A unique visual representation of CSU’s science and research-centered personality, the show featured art that was either inspired by or was an aesthetic display of science as created by hundreds of students and faculty from across the university.

“It’s very cool,” said Jeff Shearer, a artist seeking a doctoral degree in Chemistry. “I saw an ad and thought that this would be a good excuse to continue photographing plasma reactors,” equipment he works with in his chemical explorations.

“Plasma is really beautiful and chemically powerful; it’s inspiring,” he said of the most common form of matter, which gives stars their intensity in the form of ultraviolet or intense visible light.

Shearer and his fellow artists chosen to exhibit in the show made up a diverse group representing a multiplicity of CSU colleges and departments.

At the evenings’ awards ceremony, the top two awards, Juror’s Selection for Excellence and Best in Show, were both awarded to Danielle Sabey, a senior double major in math and art.

“I’m very surprised, I didn’t even think about winning when I entered,” Sabey said.

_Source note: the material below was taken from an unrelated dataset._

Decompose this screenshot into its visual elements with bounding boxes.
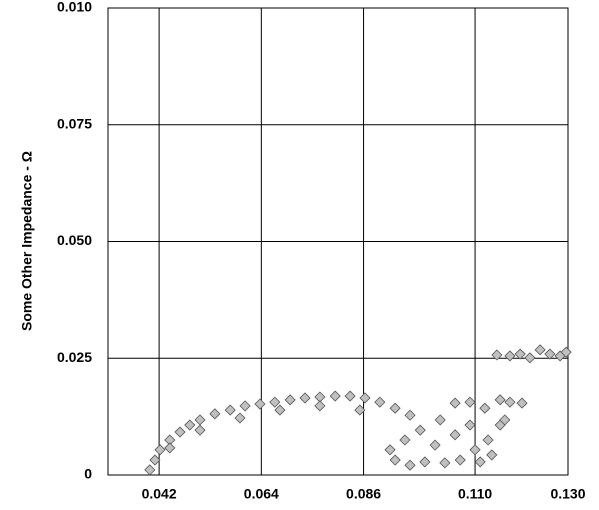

Sabey’s winning pieces were unique and intended to explain complex mathematical concepts in an artistic way. Sabey submitted two pieces: The first a more than 100-page math book filled with pages of equations and formulas and the second a diptych that featured color-coded DNA strands.

When asked if she would continue to mix her two passions in the future, she said, “I’m sure I will continue to work with math in my art. If you know something, it will change the way you look at the world, and the way you look at the world changes the way you do art.”

“Top Honors” was awarded to Anna Maddocks, an art education sophomore who entered a piece that illustrated the infinitely intricate movements of birds.

“I’ve always been an observer of nature,” Maddocks said. “This is a piece that can never be done,” she said, explaining that for the viewer, the piece never reaches completion and is on-going. “It’s made on the basis of a single bird and all the little movements of their bodies, and how as a group they act as one.”

Interim Provost Rick Miranda attended the opening and congratulated the students and faculty whose art was chosen for the exhibit.

“It’s nice to see how science has been able to inform art and how art has also been able to do the same for science,” Miranda said.

Biology professor Don Mykles was one of the jurors who helped select the more than 80 pieces for the exhibit.

“It’s fun to see the creativity and imagination of the students and faculty,” Mykles said.

“This was the first time I’ve judged and it’s great to see science come out in so many different forms – the diversity of media is amazing.”

The Art and Science Exhibit will be free and open to the public in the LSC Curfman Gallery until March 27.